Kinect has been out for less than two weeks! I can't wait to see what these hacks look like after a year. There's so much potential in using Kinect as a robot sensor package it's not even funny.
I almost wonder if Kinect will be big like the Wii due to the impressive amount of hacking done with it's hardware much like the Wii had with it's Wiimote.
I don't think the causality (hacking->popularity) runs that way. If anything, I'd think it runs the other way (popularity of the Wii made the Wiimote available in every game store and cheap for hacking on.)

However, the popularity of the Wii would seem to have been due to it being novel and fun.

Next step is for someone to hook this to the top of their car and teach it to autopilot.
I doubt it, last time I checked the kinect had a very low range, below the 4m mark I think, If you stand too far away from the sensor the magic fades away.
A nearsighted self-driving car you say? Where's the harm in that? :)
infrared. This is why Grand Challenge cars used lasers, video, radar. No infrared, and ultrasound didn't succeed as well.
A driverless car is not exactly a new concept... http://en.wikipedia.org/wiki/Driverless_car
Turning your own car into a driverless car for less than $200 would be quite novel. (I don’t think the Kinect is ideal or all that useful for this task, it would be very revolutionary if it were, though.)

Price is important. Price can be the only thing that’s different about something and it can still be revolutionary.

It doesn't have any arms - how is it going to hold a cellphone?
The article claims this is "the first iRobot to finally use SLAM".

See Gerkey's Create+Hokuyo SLAM HOWTO from March 2006, predating this "first" by 4.5 years.

http://www.ai.sri.com/~gerkey/roomba/index.html

Also, since the Create was designed and sold for exactly this kind of thing (it is a Roomba without the cleaning guts and with a published external control protocol), how is this a hack? Sigh.

To be clear, I'm pointing out only the sloppy "journalism".

The Kinect was slapped on there as a cheap new sensor for already existing SLAM* software. I'm sure the student would not claim novelty for that, and will be facepalming if he reads the linked article. This may be the first working Kinect-based SLAM system (outside Microsoft), a few hours before the next fifty instances. The gesture interpretation shown in the last few seconds is the novel contribution here.

iRobot Creates are used for SLAM every day in tens, maybe hundreds of labs around the world.

It's a shame that this AI-themed blog couldn't be a bit more careful about simple facts.

[*Simultaneous Localization and Mapping]

As a hack, it might not be as impressive as something Woz might have done "in the day". But something very important is happening. A pre-made vision system was bodged onto a pre-built robot chassis and used with already existing software. It was fast, cheap, and relatively easy.

The robot Altair is nearly upon us. The robot PC-XT is likely not far behind. The mother of all tech-bubbles will be right behind that.
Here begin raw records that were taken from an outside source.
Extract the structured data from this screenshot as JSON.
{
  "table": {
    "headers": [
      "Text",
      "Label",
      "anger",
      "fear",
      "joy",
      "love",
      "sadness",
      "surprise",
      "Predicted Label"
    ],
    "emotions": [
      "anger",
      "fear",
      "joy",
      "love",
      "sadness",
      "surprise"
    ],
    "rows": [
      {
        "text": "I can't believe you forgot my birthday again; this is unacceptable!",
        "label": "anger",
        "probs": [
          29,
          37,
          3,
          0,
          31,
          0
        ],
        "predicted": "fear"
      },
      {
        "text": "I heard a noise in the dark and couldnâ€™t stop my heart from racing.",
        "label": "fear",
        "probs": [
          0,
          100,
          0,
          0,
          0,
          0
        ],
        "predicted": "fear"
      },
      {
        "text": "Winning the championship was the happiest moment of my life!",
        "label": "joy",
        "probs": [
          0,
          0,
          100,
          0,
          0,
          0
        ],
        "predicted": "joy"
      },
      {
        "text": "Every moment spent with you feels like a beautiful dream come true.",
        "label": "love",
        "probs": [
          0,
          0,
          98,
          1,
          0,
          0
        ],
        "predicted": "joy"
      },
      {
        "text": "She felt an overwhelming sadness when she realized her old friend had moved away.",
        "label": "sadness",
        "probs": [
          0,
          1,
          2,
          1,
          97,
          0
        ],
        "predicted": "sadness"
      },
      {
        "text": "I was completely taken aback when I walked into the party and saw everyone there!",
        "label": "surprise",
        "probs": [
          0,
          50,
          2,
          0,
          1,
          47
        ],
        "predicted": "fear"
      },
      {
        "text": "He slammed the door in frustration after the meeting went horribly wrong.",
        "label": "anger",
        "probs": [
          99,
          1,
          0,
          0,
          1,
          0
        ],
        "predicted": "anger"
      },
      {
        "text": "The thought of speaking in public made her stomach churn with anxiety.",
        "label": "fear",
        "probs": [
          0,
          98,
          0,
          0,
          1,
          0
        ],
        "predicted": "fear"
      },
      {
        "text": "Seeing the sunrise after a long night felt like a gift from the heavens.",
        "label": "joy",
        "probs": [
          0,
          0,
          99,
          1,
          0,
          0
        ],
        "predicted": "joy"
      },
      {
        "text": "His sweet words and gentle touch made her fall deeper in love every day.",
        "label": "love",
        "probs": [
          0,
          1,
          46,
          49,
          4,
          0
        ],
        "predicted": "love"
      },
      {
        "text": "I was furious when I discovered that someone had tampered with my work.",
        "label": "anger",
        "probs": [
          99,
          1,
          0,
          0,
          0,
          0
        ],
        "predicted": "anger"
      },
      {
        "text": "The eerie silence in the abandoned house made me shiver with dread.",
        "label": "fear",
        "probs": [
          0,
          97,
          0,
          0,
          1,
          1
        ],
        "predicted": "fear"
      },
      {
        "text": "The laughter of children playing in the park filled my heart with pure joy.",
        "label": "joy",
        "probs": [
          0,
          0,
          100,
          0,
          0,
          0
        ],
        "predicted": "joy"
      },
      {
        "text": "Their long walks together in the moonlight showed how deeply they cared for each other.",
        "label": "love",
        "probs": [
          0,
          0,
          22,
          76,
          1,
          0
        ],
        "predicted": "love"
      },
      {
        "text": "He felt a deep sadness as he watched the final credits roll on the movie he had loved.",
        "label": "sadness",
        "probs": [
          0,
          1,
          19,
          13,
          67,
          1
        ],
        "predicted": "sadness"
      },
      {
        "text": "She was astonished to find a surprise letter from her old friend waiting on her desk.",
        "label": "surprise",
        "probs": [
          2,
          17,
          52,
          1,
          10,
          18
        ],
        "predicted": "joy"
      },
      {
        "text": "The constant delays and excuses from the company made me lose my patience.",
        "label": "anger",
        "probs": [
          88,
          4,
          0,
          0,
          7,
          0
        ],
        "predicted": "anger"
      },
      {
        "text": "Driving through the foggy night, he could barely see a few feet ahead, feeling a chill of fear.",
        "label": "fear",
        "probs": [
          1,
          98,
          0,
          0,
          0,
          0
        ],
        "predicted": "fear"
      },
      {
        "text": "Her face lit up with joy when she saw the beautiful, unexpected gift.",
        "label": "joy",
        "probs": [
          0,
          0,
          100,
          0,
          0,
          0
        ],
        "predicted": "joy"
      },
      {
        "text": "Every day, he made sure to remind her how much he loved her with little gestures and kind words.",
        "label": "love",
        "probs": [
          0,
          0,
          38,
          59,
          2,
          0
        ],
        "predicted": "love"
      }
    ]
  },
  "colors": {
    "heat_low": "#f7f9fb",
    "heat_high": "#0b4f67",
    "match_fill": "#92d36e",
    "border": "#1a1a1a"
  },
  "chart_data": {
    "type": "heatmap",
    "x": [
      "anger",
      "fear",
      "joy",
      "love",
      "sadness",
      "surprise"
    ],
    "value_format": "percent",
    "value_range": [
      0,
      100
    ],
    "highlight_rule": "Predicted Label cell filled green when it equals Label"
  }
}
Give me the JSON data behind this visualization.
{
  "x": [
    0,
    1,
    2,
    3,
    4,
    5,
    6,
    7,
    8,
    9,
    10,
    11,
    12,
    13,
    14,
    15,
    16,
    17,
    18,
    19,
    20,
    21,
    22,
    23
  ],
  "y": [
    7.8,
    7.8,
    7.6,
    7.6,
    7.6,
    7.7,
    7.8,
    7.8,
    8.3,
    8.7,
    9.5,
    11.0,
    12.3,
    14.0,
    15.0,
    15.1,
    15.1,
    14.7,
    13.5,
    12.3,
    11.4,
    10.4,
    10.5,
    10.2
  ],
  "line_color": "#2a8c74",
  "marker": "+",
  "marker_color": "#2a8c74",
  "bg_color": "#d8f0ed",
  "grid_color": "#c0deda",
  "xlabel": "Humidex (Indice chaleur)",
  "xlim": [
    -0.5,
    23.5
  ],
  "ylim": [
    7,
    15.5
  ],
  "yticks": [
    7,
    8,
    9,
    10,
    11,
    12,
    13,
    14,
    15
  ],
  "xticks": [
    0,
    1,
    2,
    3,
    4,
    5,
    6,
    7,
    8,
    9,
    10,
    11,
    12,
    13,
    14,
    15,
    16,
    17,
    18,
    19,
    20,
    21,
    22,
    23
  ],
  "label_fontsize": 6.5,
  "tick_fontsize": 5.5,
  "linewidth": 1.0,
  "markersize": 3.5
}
Why does it have a rangefinder? Isn't that essentially a sub-function of having a Kinect on board?
The Hokuyo device is a linear scanning laser rangefinder with much better accuracy and range than stereo camera + texture projector (like the Kinect) sensors are achieving. It costs around $2000. That device itself was a revolution when it was released since previously everyone used SICK LMS devices at $20,000 each. Now most labs and some undergrad programs can afford the Hokuyo. The Hokuyo is less accurate than the SICK, but it's good enough for many purposes and, hey, it's affordable. The Kinect gives relatively noisy and and low-resolution data, but it's another order of magnitude cheaper AND it's 3D. More choice for the well-off and a whole new world for those without big research grants.
Forgot to answer the question in my previous post. It probably has the laser scanner on board because it was already there before the Kinect was attached, used as the input to the SLAM system, and why bother to take it off? It gives better quality depth information (in 2D) so he may still need it.